Gator is hard to learn; users both need to get a sense for graphics programming (which is notoriously difficult) and Gator's geometry type system. We need a central tutorial that explains these ideas in a clear way.

  1. ** User Study Website (active)

Related to a tutorial; we would like to be able to experiment with whether or not Gator is actually helpful for expressing graphics programs and preventing common bugs. Designing a website for this seems like the best approach and would be very cool to work on. I'm working somewhat on this, but marking it as inactive since it's not my main focus.

  1. *** Game Engine in Gator (inactive)

The Gator-game project needs to be revived a bit -- the initial engine exists, but requires some fixing, and examples need to be pulled together properly. The goal here is to show that Gator can be used for large-scale programs and to help discover real issues with our compiler.

  1. *** Scientific Computing with Gator (inactive)

I'm interested in exploring applications of Gator to scientific computing libraries and calculations. The main goal of this project right now would be to find real examples and how they can be encoded with Gator's types.

Compiler-y

  1. * Test bench update (inactive)

Our test bench for Gator just...doesn't work right now. It would be cool to have a proper test harness, but even more basic would be to just salvage relevant test cases from the current test folder. These are all written in the old Linguine/Lathe language, so it will require some learning to figure out what they mean and what can be reused / tossed.

  1. ** Javascript Compiler (finished!)

We need to update our support for compiling Gator code to JavaScript. This was working in Linguine / Lathe, but simply hasn't been updated to match Gator's updates and style. Marked harder since this requires design considerations with how to write JavaScript reasonably in Gator.

  1. * Documentation (inactive)

Gator has exactly no formal documentation, which should be fixed.

  1. **** in Expression Optimization (inactive)

We currently make no effort to optimize in expressions, either with redundant code elimination or by lifting operations. There are some simple hacks here, but there seems to be a more interesting problem in how these optimizations can and should be done. Graphics in particular provides an interesting domain problem with pipelines and limited memory.

  1. ** Dimension analysis types (active)

Gator conceptually supports types for physical properties, such as meters, seconds, etc... It would be cool to add more explicit support in the form of type operations (* and /) for reasoning about dimension analysis.

  1. **** Pipeline Language Design (active)

How can we design a language (maybe Gator?) to reason properly about types and values through a pipeline? There have been a few attempts (e.g. Braid and sorta Spire), but I'm not satisfied with using these for graphics programming for various reasons.

Theory-y

  1. **** Path Independence (finished!)

How are we sure that our choice for path with in expressions is correct? Would another produce different results? We need to show that these paths are independent to be sure, which turns out to be a hard problem.
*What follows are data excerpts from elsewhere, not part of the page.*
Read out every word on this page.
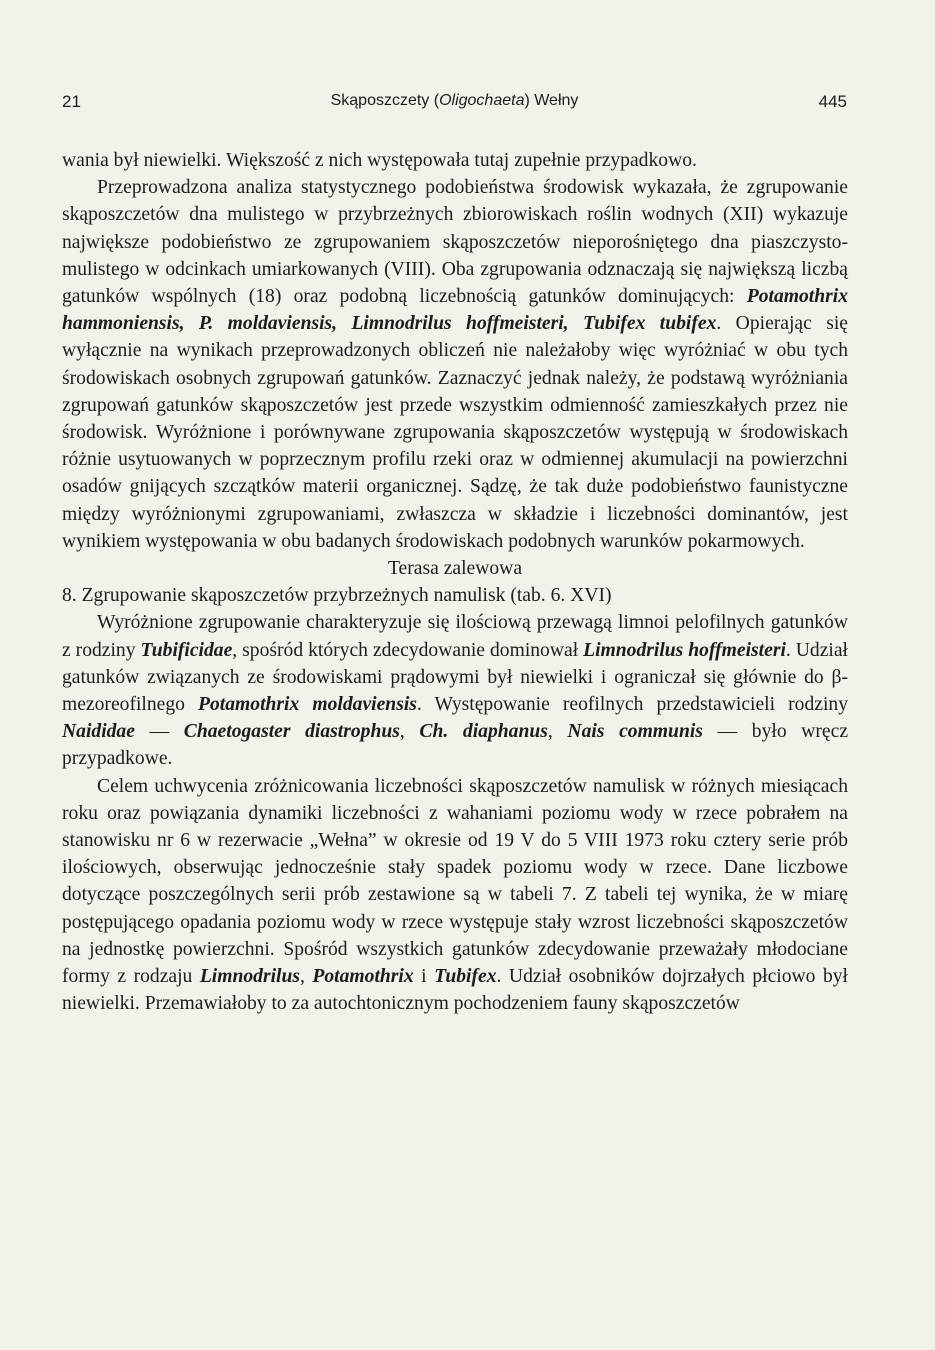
21	Skąposzczety (Oligochaeta) Wełny	445

wania był niewielki. Większość z nich występowała tutaj zupełnie przypadkowo.

Przeprowadzona analiza statystycznego podobieństwa środowisk wykazała, że zgrupowanie skąposzczetów dna mulistego w przybrzeżnych zbiorowiskach roślin wodnych (XII) wykazuje największe podobieństwo ze zgrupowaniem skąposzczetów nieporośniętego dna piaszczysto-mulistego w odcinkach umiarkowanych (VIII). Oba zgrupowania odznaczają się największą liczbą gatunków wspólnych (18) oraz podobną liczebnością gatunków dominujących: Potamothrix hammoniensis, P. moldaviensis, Limnodrilus hoffmeisteri, Tubifex tubifex. Opierając się wyłącznie na wynikach przeprowadzonych obliczeń nie należałoby więc wyróżniać w obu tych środowiskach osobnych zgrupowań gatunków. Zaznaczyć jednak należy, że podstawą wyróżniania zgrupowań gatunków skąposzczetów jest przede wszystkim odmienność zamieszkałych przez nie środowisk. Wyróżnione i porównywane zgrupowania skąposzczetów występują w środowiskach różnie usytuowanych w poprzecznym profilu rzeki oraz w odmiennej akumulacji na powierzchni osadów gnijących szczątków materii organicznej. Sądzę, że tak duże podobieństwo faunistyczne między wyróżnionymi zgrupowaniami, zwłaszcza w składzie i liczebności dominantów, jest wynikiem występowania w obu badanych środowiskach podobnych warunków pokarmowych.

Terasa zalewowa

8. Zgrupowanie skąposzczetów przybrzeżnych namulisk (tab. 6. XVI)

Wyróżnione zgrupowanie charakteryzuje się ilościową przewagą limnoi pelofilnych gatunków z rodziny Tubificidae, spośród których zdecydowanie dominował Limnodrilus hoffmeisteri. Udział gatunków związanych ze środowiskami prądowymi był niewielki i ograniczał się głównie do β-mezoreofilnego Potamothrix moldaviensis. Występowanie reofilnych przedstawicieli rodziny Naididae — Chaetogaster diastrophus, Ch. diaphanus, Nais communis — było wręcz przypadkowe.

Celem uchwycenia zróżnicowania liczebności skąposzczetów namulisk w różnych miesiącach roku oraz powiązania dynamiki liczebności z wahaniami poziomu wody w rzece pobrałem na stanowisku nr 6 w rezerwacie „Wełna” w okresie od 19 V do 5 VIII 1973 roku cztery serie prób ilościowych, obserwując jednocześnie stały spadek poziomu wody w rzece. Dane liczbowe dotyczące poszczególnych serii prób zestawione są w tabeli 7. Z tabeli tej wynika, że w miarę postępującego opadania poziomu wody w rzece występuje stały wzrost liczebności skąposzczetów na jednostkę powierzchni. Spośród wszystkich gatunków zdecydowanie przeważały młodociane formy z rodzaju Limnodrilus, Potamothrix i Tubifex. Udział osobników dojrzałych płciowo był niewielki. Przemawiałoby to za autochtonicznym pochodzeniem fauny skąposzczetów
  1. **-*** Gator Types in other Languages (inactive)

Can we write Gator-style geometry types nicely in other languages? Targets of interest include Haskell (almost certainly), C++ (template hacking is weird, so yes?), and Java/TypeScript (...maybe? Seems hard).

  1. **** Reactive Programming Verification (active)

A project in-development to help reason about whether or not data is updated properly in looping or real-time code. Ask me for details if interested.

  1. **** Formalizing Geometry Correctness in Linear Algebra (inactive)

It would be cool to formalize geometry correctness in the context of linear algebra, which is one of the informal promises of Gator. This would probably entail coming up with a formal semantics for geometry as defined by Gator (i.e. coordinate schemes and reference frames as applied to geometry objects), and what it means for an operation to be geometrically undefined. Notable problems here include figuring out how reference frame dimensions interact with transformations and how geometry objects can have an intuitive notion of correctness.